La course aux fréquences de la bande 700 est lancée, et les opérateurs télécoms dans les starting-blocks. Le ministre de l’Economie, Emmanuel Macron, et la secrétaire d’Etat chargée du Numérique, Axelle Lemaire, ont signé l’arrêté « fixant, sur proposition de l’Autorité de régulation des communications électroniques et des postes (Arcep) les conditions d’attribution des fréquences de la bande 700 MHz », détaille ce jeudi un communiqué de Bercy. Le texte officiel détaille la procédure d’attribution de ces fréquences dites « en or », très convoitées par Bouygues Télécom, Free, SFR et Orange, car elles permettent de diffuser à l’intérieur des bâtiments ainsi que sur de longues distances. C’était la dernière étape avant le lancement des enchères qui devrait survenir avant la fin de l’année.

La procédure d’attribution « découle des objectifs de politique publique établis par le Parlement et le Gouvernement » :

> Le prix de réserve, ou prix minimum de départ, « a été fixé à 2,5 milliards d’euros pour l’ensemble de la bande 700MHz, soit 416 millions pour chacun des six blocs de fréquences mis aux enchères », indique le communiqué.

> Les opérateurs devront par ailleurs être en mesure de couvrir en très haut débit mobile « les zones les plus rurales », mais aussi quelque « 29.000 km de lignes ferroviaires ». Elles correspondent aux trains empruntés quotidiennement par les usagers : TER, Transilien, RER.
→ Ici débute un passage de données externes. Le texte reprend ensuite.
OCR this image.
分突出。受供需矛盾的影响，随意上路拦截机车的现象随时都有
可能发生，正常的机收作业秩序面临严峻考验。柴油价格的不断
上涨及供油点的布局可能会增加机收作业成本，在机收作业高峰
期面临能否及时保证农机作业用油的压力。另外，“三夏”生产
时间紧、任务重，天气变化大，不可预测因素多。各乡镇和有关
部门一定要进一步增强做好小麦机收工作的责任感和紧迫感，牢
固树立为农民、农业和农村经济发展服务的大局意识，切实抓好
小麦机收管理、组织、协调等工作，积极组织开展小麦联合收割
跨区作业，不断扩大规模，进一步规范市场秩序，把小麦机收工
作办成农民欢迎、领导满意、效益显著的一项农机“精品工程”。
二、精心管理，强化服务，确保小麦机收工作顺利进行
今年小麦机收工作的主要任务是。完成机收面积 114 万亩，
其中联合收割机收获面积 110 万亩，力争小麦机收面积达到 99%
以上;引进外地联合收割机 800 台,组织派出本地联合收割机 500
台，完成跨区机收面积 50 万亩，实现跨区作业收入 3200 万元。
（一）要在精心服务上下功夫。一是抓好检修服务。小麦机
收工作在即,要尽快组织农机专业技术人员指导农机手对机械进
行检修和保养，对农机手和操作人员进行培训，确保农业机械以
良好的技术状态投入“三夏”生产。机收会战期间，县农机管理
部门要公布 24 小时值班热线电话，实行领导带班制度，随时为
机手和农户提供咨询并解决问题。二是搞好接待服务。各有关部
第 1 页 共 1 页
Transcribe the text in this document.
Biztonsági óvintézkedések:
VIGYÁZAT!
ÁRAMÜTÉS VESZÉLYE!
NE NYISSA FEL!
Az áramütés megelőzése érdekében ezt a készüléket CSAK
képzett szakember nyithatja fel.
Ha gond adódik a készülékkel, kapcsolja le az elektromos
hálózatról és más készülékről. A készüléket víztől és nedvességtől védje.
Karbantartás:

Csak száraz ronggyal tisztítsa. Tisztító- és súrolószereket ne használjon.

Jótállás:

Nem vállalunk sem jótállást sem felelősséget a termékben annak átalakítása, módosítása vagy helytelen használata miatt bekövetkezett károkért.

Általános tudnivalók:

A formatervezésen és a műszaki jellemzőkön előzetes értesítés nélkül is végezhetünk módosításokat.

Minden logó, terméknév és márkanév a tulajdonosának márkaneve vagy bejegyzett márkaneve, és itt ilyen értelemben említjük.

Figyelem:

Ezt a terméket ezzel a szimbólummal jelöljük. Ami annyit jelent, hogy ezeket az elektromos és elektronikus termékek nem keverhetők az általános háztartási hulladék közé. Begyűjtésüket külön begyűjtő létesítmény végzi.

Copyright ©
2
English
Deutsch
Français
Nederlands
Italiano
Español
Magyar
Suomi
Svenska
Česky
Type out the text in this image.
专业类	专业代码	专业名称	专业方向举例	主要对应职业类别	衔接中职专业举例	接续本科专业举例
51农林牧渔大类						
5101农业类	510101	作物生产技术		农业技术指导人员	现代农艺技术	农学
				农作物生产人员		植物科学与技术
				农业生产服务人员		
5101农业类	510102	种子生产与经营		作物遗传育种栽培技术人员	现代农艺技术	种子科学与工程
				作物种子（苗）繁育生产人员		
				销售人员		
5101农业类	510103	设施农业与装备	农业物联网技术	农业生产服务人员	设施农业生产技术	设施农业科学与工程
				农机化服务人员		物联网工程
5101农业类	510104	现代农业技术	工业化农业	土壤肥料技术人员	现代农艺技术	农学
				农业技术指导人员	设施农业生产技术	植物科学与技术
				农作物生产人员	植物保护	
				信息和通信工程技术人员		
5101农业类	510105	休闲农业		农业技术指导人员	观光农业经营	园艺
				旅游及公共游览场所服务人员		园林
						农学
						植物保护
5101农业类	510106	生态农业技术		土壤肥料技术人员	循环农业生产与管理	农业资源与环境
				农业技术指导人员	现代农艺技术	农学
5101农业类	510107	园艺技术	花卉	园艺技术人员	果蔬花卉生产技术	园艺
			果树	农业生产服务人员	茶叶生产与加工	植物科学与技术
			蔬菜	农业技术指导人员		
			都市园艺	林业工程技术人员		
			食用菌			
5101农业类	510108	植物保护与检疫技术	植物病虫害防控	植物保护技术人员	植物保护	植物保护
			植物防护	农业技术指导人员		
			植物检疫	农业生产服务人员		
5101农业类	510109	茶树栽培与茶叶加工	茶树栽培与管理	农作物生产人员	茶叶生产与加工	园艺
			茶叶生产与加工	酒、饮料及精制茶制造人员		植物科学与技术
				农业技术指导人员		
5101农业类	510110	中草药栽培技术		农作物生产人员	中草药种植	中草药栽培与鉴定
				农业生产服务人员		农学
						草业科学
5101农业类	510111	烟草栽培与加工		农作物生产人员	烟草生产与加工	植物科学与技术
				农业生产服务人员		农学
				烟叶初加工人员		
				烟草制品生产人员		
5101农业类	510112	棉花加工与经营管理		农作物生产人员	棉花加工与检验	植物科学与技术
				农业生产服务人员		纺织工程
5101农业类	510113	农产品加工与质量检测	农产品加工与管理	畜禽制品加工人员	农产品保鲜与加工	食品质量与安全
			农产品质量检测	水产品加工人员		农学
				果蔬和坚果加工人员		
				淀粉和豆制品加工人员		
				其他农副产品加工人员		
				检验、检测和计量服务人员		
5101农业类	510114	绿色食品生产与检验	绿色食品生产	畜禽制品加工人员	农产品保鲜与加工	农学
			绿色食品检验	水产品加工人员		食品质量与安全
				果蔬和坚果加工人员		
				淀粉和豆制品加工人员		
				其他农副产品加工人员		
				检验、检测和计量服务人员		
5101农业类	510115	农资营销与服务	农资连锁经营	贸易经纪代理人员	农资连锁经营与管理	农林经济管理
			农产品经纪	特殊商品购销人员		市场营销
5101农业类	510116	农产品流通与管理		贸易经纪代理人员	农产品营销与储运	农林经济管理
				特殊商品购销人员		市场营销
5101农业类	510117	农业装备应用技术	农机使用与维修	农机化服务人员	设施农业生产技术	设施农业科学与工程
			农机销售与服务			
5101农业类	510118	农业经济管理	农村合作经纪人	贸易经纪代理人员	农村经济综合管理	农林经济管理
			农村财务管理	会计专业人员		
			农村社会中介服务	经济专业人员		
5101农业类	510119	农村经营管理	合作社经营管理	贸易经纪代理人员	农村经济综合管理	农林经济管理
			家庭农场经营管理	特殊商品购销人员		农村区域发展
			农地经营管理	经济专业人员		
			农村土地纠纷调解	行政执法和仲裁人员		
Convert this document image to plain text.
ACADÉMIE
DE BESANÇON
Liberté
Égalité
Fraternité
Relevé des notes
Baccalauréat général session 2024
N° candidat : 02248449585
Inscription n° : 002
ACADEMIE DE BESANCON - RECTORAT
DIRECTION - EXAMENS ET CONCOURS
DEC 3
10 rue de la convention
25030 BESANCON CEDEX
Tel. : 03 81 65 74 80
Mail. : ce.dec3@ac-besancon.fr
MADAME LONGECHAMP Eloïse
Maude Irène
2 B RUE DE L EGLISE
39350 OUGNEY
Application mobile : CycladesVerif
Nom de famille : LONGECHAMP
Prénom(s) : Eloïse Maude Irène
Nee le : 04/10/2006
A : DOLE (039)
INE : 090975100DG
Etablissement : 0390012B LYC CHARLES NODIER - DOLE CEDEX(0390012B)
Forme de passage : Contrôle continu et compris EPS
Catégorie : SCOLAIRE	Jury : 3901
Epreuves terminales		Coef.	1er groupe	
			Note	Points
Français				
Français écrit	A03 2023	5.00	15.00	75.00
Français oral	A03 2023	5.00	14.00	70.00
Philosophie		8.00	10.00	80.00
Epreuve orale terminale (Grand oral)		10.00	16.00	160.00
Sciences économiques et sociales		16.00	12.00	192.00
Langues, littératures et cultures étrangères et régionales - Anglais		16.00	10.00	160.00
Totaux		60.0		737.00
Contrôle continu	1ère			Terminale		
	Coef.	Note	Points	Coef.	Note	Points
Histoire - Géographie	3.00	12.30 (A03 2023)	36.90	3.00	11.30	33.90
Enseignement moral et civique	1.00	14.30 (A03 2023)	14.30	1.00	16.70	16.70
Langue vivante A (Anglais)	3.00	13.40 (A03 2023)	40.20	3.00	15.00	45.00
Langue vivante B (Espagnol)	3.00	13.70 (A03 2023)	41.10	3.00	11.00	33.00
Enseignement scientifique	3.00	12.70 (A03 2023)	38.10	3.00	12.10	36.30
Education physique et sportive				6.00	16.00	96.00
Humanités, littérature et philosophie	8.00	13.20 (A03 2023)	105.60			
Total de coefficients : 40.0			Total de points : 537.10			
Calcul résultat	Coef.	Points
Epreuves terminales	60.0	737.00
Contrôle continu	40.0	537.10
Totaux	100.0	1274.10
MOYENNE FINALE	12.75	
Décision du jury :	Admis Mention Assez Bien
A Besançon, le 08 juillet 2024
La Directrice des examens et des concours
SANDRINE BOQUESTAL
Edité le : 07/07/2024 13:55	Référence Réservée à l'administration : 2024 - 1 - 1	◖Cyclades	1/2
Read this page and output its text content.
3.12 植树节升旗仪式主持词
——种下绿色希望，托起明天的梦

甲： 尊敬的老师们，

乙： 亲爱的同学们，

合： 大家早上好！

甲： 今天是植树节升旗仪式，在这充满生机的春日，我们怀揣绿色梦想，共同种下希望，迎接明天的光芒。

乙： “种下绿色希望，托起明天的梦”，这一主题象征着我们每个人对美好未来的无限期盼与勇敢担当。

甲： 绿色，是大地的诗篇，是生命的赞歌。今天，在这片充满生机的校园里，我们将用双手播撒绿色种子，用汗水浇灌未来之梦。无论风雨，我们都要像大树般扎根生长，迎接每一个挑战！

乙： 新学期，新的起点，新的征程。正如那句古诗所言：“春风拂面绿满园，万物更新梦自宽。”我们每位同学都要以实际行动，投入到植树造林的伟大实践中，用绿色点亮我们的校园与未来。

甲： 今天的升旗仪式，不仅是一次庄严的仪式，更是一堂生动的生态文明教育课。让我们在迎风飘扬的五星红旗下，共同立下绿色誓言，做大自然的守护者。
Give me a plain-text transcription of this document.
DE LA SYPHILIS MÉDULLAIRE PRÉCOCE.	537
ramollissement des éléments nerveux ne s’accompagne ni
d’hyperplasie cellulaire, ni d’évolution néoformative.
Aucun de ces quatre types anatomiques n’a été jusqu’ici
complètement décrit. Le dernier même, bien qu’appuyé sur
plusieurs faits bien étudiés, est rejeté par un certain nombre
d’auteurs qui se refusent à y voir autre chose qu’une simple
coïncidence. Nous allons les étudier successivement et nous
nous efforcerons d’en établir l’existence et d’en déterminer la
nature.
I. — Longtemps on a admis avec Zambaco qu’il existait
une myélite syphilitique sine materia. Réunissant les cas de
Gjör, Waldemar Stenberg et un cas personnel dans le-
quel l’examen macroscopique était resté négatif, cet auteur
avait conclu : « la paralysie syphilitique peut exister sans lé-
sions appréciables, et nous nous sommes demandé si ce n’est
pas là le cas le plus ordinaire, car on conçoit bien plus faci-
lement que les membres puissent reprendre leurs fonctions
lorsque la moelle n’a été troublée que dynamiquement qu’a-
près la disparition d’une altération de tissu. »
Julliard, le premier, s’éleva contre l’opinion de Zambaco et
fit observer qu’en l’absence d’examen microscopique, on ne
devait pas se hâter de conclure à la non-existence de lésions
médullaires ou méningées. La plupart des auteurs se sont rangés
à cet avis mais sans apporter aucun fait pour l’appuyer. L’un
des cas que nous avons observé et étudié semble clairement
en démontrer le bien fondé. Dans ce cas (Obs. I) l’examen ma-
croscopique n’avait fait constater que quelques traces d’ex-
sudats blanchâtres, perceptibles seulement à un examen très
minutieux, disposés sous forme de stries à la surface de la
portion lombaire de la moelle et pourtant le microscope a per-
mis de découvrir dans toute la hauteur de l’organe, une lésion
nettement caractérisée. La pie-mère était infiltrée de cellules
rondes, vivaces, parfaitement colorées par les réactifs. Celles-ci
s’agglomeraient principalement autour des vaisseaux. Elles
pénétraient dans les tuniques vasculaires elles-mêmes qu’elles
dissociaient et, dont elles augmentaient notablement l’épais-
> La procédure vise aussi à « limiter les déséquilibres entre opérateurs, par l’imposition d’un double plafonnement sur la quantité de fréquences que chacun des candidats peut obtenir (pas plus de trois blocs dans la bande 700 MHz et pas plus de 30 MHz sur l’ensemble des bandes basses (700, 800 et 900 MHz) ». C’est le système trouvé par le gouvernement et l’Arcep pour que Free, qui détient le moins de fréquences aujourd’hui (5MHz en bande basse, contre 20MHz pour chacun de ses concurrents), ne soit pas désavantagé.

> Enfin, la procédure doit garantir « une poursuite de l’investissement dans le déploiement et la modernisation des infrastructures de réseaux mobiles ». Les lots de fréquences serviront donc dans un premier temps au déploiement de la 4G et permettront de développer la 5G, futur du très haut débit.